After five days of perfect peace, Bella, Rory and the girls arrived. The house was soon jumping, with noise and giggles, loud CDs, cooking smells, wet towels and slippery footprints on tiled floors. We ate out sometimes and I suggested going early to La Colombe d’Or one evening, walking in the medieval village while it was still light.

I hadn’t been back for nearly fifty years. The memories were so poignant, but now I felt able to cope. Any shame over Matt had faded to nothingness.

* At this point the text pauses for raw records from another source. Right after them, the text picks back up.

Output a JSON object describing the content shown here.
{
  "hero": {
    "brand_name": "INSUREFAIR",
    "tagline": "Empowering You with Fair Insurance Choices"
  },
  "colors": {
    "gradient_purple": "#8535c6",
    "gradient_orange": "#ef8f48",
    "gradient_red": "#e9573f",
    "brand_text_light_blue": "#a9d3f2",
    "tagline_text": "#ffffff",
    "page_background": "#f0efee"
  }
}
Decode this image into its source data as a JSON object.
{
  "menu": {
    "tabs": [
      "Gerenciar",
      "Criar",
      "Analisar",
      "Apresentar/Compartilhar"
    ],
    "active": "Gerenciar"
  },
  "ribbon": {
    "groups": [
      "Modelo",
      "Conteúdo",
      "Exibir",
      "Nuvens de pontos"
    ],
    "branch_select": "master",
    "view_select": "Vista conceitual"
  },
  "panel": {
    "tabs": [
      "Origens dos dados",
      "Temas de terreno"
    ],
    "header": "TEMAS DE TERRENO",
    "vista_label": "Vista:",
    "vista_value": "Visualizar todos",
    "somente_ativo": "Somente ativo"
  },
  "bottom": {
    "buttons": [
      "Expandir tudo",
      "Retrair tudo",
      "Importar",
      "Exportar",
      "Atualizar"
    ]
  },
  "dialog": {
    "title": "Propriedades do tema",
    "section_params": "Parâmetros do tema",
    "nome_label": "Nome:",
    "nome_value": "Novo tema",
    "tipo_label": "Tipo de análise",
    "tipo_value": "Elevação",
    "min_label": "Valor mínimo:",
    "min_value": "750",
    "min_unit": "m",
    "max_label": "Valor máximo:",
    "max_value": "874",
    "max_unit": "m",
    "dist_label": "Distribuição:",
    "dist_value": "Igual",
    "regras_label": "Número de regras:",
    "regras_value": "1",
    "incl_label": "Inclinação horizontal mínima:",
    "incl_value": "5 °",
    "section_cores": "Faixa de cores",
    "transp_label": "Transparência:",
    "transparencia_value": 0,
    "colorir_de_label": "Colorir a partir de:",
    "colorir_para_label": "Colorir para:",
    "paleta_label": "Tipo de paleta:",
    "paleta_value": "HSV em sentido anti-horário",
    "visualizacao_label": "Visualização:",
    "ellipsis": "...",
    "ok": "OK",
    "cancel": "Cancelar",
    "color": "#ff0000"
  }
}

The road up from the coast seemed wider and the land, the sleepy countryside, was a built-up mass of villas, enclaves – a different world. I couldn’t even make out the cottage. The fortress village was unchanged, despite the teeming tourists squeezing up the steep stone alleyways. There was serious art to be had, though; not all the shops were draped in tat. And La Colombe d’Or was as exquisite as I remembered – with its curtaining ivy and nestling Léger mural on the terrace where we ate – the age and beauty of the place. The food was perhaps more consciously gourmet, the paintings – Picasso, Utrillo, Duffy, Miró, Matisse – still all there, part of the furniture, the history. I’d stayed away too long.

I flew home after a few precious days with the family, aware that grandmothers could smother, and sons-in-law needed holiday privacy. I wondered about Charles. He’d sent witty texts, mainly about the teenager and the straw-behind-ear boyfriends whom he’d had to shoo away like the hens poking their heads in at the kitchen door. He’d called too, and while not being distant or cool, he’d still left me with a sense of remoteness, as if he had things on his mind, elsewhere thoughts. It was unsettling.

With my new electronic passport, I was away from Heathrow in no time. In the taxi, I turned on my phone and saw that I had an unknown voicemail message.

Susannah dearest, it’s Warren. I’m here, staying at Claridges, briefly. I need to talk to you, to see you. I ’d heard from your PA that you were due to return from France today. Are you back yet – can I call by? Please say yes – or tell me when is a good time.

What on earth had got into Warren?

Daisy was in London, back over a week now. She’d phoned from the States and said the deed was done and that telling Warren hadn’t been quite the agony she’d feared. I was intrigued, impatient to hear more. She’d texted me in France, too; apologies for disturbing my holiday, but she was sooo bursting to give me the full lowdown. Could she perhaps come round when I was back home? I knew she had her future on her mind.

I’d have liked to see Daisy before Warren, to be primed and properly filled in, but he’d seemed a bit desperate in that whiny voicemail. Perhaps it was only fair to see him quickly while he was here. He’d implied coming over specially, yet knowing Warren he was sure to be combining it with some business interest; he mapped his life that way. It was a tantalising twist, a call from Warren – the last thing I’d expected. The summer saga not yet quite put to bed, it seemed.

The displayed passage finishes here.